Según explicaron, dicho reglamento establece límites de antigüedad para los vehículos y está pensado para unidades que circulan por vías asfaltadas o pavimentadas, más no para el terreno desértico donde operan.
Adaptaciones técnicas y seguridad
Frente a los cuestionamientos sobre las condiciones técnicas de sus unidades por parte del fiscal provincial titular de la Fiscalía de Prevención del Delito en Ica, Pedro Eloy Del Carpio Soto, los dirigentes aclararon que los vehículos son adquiridos originalmente con tarjeta de propiedad, placa, motor y chasis de fábrica.
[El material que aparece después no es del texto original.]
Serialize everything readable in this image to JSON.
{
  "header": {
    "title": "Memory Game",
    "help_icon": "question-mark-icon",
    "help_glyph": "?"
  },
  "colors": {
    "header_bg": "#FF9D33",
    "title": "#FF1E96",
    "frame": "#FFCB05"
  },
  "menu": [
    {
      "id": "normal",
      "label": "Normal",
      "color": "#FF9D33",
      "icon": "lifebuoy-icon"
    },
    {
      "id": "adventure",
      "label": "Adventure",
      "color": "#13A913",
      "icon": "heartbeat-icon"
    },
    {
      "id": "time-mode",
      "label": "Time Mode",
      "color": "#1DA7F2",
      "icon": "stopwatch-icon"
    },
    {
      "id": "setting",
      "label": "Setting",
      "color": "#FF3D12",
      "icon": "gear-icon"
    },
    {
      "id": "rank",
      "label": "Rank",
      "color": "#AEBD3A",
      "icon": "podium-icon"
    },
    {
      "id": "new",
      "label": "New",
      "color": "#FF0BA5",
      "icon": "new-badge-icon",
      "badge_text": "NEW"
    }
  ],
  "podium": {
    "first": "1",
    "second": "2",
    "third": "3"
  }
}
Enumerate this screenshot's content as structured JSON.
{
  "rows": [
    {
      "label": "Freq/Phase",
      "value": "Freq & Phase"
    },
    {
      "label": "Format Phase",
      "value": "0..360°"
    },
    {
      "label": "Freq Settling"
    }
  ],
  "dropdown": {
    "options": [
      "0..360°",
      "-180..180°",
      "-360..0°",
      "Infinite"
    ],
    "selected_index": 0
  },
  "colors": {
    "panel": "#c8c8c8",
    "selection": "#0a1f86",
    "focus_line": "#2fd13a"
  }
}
Asimismo, explicaron que para ensamblar este tipo de estructuras se emplean modelos anteriores al año 2002, ya que los vehículos modernos cuentan con carrocerías compactas sin chasis independiente, lo que imposibilita su adaptación para el desierto.
¿Falla humana o falla mecánica?
Al ser consultado sobre los accidentes fatales registrados en el desierto durante este servicio, Camargo precisó que estos hechos responden a la falta de pericia de ciertos conductores e informalidad temporal, y no a fallas en la mecánica de los vehículos.
También mencionó que el compromiso de los gremios en capacitar a los choferes y elevar los estándares de seguridad para no perjudicar el dinamismo económico y turístico de la región Ica.
El dato
El servicio de vehículos tubulares en las dunas de Huacachina fue suspendido tras un operativo realizado el viernes 11 por la Fiscalía de Prevención del Delito.
La intervención, que contó con el apoyo de la Policía Nacional, permitió detectar presuntas deficiencias en la documentación y en las condiciones de operatividad de estas unidades.